Ya que va a ser madre quiere volver a la casa de su infancia para desandar el camino de todo lo que salió mal, para no repetir la historia. Y se sirve de un álbum familiar para reconstruir el momento en que todo se destruyó.
Dorrestein construye dos frescos, dos momentos que dialogan entre sí bajo la mirada de Ellen. Los setentas y una familia de padre, madre, cinco hermanos que a vista de todos parecía feliz y, en alguna medida, lo era. Pero que en su seno albergaba el germen de algo que fue creciendo hasta que de entre la vida tranquila y sin sobresaltos hizo nacer la muerte y el desamparo.
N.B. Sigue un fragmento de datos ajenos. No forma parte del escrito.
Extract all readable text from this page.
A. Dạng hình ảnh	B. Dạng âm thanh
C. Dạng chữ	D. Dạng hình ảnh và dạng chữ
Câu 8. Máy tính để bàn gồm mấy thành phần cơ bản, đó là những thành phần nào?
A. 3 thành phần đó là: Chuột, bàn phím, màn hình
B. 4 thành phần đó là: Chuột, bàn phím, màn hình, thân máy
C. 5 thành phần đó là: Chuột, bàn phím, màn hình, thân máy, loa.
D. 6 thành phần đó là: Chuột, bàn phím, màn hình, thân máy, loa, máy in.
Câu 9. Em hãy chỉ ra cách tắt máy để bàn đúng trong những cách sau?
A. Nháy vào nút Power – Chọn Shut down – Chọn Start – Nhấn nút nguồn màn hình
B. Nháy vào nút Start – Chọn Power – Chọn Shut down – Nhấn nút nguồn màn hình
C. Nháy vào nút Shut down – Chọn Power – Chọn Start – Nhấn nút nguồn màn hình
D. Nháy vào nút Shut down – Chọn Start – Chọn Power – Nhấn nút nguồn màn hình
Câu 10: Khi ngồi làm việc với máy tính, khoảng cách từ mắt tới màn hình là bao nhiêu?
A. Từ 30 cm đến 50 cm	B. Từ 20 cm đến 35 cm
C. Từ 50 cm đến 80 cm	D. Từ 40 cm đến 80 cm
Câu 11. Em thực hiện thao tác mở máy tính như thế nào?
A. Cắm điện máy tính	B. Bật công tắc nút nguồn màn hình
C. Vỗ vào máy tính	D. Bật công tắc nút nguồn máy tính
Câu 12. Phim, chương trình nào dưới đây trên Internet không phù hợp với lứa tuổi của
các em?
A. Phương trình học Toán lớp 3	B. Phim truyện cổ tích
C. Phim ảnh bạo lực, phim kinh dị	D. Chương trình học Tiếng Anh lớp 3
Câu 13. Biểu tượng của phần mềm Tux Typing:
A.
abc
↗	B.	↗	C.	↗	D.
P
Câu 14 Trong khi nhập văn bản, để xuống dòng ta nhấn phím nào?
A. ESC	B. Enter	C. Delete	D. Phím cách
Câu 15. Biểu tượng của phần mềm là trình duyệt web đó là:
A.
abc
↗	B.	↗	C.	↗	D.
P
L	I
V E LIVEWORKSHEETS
Los noventas y el momento en que Helen se encuentra sola, mirando los rostros de toda su familia muerta.
El paso de una niñez sin sobresaltos a una adultez destruida por causas que nunca se conocen hasta el final. Nos queda la posibilidad de hacer teorías, suposiciones, las mismas que hace Ellen y la gente que asistió al drama. Pero la verdad última se cuenta a medias, nunca sabemos qué sucede más allá de los bordes de esas fotos que Ellen repasa una y otra vez. Dorrestein construye una historia de ritmos manejados con sutileza, con un tiempo que avanza lento pero impetuoso e imparable. Un relato que nos va ganando a fuerza de técnica y puntos pero que termina con un knock out tan contundente y oportuno que nos vence irreparablemente. Compartimos con Ellen el dolor del golpe de gracia.
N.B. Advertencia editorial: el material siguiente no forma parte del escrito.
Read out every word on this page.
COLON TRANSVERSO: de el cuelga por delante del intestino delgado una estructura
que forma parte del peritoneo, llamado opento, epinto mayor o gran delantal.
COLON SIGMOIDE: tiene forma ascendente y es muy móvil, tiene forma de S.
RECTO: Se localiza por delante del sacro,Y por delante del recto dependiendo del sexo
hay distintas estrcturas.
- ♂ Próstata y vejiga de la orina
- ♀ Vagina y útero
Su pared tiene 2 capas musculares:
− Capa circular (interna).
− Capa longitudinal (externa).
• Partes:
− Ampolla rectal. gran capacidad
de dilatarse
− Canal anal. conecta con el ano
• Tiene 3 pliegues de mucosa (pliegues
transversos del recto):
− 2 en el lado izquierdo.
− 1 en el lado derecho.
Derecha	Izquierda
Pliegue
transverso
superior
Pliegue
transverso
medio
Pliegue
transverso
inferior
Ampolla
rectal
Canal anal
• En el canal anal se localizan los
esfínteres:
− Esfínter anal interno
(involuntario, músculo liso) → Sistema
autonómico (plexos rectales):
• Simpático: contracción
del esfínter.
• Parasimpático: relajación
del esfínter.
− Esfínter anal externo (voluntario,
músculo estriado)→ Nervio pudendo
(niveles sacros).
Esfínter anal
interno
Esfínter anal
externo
La autora elige una historia íntima y en una sociedad estable (hasta donde alcanzamos a ver) para llevarnos de la mano de Ellen desde la vida hacia la muerte y de ahí nuevamente a la vida.
La novela es una pregunta sobre la maternidad, sobre la feminidad, sobre el amor, preguntas que nunca tienen respuesta en la historia. Historias de gente que, como diría Machado, “viven, laboran, pasan y sueñan, y en un día como tantos, descansan bajo la tierra”.